NS : Je pense que Jérôme a tout à fait raison de souligner que la figure vampirique évolue avec son temps. Mais c’est un trait commun a toutes les histoires, qui parlent bien souvent des problématiques traversées par les sociétés lors de leur création. Pour ma part, le vampire représente quelque chose d’ambivalent, attirant et repoussant à la fois. Il peut représenter un personnage auquel on peut vouloir s’identifier, ou quelque chose de monstrueux a combattre absolument. C’est pour moi tout l’intérêt de ces personnages, les faire évoluer dans l’immense palette des gris entre l’ombre et la lumière.

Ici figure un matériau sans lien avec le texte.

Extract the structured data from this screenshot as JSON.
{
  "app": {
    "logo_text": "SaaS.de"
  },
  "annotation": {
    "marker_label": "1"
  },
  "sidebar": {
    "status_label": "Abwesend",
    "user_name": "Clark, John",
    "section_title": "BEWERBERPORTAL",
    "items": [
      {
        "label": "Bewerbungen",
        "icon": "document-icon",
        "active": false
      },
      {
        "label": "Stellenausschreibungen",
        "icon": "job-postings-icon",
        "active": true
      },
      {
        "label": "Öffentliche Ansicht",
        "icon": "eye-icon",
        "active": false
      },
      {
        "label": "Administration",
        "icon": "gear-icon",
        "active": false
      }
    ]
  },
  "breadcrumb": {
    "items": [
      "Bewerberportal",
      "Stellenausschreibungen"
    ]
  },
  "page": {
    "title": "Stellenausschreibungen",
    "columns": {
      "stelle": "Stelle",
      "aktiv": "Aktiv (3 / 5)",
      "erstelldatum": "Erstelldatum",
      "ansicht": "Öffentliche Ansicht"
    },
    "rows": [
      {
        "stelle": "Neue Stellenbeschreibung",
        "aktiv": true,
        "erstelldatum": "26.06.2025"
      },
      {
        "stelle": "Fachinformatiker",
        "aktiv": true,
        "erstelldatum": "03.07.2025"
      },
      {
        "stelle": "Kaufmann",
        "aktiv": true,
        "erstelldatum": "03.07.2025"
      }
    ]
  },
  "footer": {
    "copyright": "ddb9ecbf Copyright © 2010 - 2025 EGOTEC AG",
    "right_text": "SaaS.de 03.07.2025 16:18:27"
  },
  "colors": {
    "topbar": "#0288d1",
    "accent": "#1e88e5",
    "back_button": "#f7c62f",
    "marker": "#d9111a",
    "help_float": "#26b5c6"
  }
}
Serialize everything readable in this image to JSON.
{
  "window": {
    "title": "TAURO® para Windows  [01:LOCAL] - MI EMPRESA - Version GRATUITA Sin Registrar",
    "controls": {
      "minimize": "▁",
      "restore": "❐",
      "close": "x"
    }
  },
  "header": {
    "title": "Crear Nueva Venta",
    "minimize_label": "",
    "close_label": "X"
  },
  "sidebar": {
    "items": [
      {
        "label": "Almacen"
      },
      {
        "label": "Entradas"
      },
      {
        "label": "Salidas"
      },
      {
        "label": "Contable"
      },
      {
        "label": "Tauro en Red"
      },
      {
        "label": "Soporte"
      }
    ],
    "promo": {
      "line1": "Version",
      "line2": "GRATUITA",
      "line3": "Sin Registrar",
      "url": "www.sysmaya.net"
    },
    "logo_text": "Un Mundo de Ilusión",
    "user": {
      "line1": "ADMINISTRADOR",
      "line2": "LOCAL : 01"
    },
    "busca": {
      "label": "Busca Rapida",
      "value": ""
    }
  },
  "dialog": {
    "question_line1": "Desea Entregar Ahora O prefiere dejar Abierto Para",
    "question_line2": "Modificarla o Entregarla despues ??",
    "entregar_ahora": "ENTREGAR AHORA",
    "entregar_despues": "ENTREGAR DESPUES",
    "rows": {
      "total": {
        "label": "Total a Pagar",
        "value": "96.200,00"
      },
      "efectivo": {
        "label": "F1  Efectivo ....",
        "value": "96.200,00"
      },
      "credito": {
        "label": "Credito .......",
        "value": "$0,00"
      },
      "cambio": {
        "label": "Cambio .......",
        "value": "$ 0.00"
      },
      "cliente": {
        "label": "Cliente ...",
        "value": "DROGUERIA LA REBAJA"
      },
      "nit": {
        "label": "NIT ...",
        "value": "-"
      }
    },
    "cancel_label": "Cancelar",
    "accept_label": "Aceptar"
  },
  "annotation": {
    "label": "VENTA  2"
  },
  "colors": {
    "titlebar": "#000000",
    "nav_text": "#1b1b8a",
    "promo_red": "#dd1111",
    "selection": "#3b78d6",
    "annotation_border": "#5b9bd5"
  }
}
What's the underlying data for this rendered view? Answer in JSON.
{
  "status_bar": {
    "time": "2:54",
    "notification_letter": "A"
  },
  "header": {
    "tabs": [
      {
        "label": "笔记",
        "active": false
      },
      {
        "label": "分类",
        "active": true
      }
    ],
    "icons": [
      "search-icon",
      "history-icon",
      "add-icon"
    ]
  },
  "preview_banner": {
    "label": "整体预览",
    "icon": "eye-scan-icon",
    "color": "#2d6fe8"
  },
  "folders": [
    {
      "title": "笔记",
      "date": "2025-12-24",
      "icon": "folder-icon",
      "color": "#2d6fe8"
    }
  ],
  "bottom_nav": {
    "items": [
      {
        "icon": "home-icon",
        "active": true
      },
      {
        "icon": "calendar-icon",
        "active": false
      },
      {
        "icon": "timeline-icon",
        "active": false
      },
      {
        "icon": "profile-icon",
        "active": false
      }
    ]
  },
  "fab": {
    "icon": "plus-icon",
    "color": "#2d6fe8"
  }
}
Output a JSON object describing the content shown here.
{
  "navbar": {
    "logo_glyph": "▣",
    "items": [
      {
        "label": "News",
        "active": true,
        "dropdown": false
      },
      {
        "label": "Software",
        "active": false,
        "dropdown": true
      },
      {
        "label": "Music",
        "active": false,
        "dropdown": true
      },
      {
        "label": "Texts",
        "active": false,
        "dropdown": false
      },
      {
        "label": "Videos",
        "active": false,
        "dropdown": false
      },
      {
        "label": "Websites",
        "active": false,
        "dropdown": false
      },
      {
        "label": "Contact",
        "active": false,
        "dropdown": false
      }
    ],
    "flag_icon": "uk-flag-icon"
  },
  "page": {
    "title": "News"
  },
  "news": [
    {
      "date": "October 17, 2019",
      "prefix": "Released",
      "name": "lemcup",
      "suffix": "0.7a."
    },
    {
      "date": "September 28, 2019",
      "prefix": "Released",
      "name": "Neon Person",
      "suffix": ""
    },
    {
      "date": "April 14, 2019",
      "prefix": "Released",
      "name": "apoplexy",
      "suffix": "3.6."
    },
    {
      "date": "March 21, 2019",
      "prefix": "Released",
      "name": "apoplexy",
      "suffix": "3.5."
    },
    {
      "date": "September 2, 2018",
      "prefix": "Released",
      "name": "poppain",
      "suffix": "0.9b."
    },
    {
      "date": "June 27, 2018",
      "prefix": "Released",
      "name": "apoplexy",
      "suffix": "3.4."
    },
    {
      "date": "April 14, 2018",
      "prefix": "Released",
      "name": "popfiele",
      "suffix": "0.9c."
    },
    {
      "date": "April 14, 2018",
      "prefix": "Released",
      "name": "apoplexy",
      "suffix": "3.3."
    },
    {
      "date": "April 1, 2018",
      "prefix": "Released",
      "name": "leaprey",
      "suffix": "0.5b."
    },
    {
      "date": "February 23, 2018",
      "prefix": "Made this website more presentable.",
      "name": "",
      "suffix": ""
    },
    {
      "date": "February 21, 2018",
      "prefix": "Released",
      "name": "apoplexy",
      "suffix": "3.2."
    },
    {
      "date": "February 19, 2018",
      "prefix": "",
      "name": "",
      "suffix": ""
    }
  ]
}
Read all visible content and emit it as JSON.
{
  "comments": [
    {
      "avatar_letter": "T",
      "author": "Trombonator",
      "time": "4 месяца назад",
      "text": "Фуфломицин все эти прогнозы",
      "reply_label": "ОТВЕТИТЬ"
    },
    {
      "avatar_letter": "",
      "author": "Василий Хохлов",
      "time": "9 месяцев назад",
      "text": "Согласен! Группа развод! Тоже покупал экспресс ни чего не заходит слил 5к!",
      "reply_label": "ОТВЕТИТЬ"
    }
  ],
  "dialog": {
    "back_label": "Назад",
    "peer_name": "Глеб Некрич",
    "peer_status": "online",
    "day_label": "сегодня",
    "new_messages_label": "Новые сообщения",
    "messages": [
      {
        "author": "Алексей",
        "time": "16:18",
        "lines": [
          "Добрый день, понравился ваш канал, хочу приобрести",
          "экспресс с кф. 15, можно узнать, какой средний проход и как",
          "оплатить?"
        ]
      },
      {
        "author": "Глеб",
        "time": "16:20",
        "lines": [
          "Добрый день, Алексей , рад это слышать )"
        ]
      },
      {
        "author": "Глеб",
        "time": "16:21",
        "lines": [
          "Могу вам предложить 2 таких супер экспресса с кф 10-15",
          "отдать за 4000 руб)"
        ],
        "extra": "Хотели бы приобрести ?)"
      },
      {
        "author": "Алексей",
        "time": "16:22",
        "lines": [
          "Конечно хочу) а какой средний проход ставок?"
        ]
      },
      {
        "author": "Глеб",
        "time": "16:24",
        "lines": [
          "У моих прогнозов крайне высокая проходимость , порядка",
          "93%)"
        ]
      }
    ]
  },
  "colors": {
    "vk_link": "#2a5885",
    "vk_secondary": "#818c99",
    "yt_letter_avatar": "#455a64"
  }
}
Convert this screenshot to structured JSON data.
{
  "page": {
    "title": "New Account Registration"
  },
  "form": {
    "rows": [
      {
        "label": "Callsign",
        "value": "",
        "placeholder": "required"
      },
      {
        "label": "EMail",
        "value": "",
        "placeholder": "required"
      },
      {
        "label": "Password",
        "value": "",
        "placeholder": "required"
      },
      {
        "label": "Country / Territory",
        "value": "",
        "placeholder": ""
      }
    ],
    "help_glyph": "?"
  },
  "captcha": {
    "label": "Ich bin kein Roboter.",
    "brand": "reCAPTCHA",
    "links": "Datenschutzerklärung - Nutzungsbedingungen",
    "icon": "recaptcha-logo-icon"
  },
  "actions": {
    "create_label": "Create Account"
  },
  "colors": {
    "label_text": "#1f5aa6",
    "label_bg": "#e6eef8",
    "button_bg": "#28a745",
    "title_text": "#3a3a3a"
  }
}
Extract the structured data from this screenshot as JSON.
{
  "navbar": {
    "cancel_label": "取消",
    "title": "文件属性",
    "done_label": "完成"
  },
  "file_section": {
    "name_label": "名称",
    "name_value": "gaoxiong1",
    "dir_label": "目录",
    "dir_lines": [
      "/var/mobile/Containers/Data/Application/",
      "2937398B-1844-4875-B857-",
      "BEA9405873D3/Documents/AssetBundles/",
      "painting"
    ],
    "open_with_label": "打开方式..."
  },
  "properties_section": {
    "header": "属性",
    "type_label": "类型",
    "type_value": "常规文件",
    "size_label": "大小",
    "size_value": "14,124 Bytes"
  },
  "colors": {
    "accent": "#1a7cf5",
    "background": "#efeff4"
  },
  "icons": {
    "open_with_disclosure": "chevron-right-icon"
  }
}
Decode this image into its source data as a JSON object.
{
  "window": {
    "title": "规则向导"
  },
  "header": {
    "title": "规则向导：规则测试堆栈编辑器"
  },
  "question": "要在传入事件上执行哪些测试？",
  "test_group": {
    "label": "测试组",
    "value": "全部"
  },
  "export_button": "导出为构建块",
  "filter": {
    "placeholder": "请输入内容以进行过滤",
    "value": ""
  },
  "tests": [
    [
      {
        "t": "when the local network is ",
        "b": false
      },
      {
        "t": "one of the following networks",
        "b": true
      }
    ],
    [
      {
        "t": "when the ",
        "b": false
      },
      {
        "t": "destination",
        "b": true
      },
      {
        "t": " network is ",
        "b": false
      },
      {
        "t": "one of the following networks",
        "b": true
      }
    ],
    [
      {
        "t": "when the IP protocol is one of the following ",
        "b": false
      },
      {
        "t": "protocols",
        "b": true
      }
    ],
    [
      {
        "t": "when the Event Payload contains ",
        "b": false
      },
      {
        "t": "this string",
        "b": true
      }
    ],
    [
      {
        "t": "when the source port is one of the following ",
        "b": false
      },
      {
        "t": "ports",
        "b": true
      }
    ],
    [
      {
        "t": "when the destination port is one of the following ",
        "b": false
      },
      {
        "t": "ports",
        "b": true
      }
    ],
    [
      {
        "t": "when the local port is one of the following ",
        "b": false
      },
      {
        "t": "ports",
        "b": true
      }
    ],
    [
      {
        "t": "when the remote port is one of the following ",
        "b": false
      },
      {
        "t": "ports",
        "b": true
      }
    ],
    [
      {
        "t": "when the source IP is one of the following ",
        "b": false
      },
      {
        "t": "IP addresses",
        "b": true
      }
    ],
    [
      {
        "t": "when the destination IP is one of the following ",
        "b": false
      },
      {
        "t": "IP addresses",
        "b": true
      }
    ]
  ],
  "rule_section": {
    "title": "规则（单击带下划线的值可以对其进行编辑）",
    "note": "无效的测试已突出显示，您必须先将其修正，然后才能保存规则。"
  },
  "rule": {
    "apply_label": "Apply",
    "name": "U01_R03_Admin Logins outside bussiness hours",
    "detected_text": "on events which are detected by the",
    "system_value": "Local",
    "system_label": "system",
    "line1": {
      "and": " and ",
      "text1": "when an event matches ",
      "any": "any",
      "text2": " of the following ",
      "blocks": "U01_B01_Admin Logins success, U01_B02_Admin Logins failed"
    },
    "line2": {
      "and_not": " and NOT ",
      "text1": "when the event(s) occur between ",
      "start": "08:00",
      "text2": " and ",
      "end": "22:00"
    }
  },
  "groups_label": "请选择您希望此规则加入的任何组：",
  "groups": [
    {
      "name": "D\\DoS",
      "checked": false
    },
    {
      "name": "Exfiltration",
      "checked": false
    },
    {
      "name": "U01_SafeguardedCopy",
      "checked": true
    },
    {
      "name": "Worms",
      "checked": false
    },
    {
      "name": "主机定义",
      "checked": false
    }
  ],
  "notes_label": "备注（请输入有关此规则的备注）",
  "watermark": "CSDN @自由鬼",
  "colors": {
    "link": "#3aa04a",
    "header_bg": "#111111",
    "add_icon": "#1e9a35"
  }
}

Que pouvez-vous nous dire sur les prochains volets (sans spoiler) et leur rythme du publication ?
J.L.G. : Le tome 2 sort au mois de septembre de cette année et le dernier tome du cycle sortira au second semestre de l’année prochaine. Dans la suite, nous explorerons plus en profondeur la relation qui va se nouer entre John et Camilla. Une importante révélation sur le passé familial des Gravestone sera donnée à la fin du tome 2. Et le tome 3 clôturera le cycle avec un final surprenant qui, je l’espère, sera à la hauteur des attentes des lecteurs.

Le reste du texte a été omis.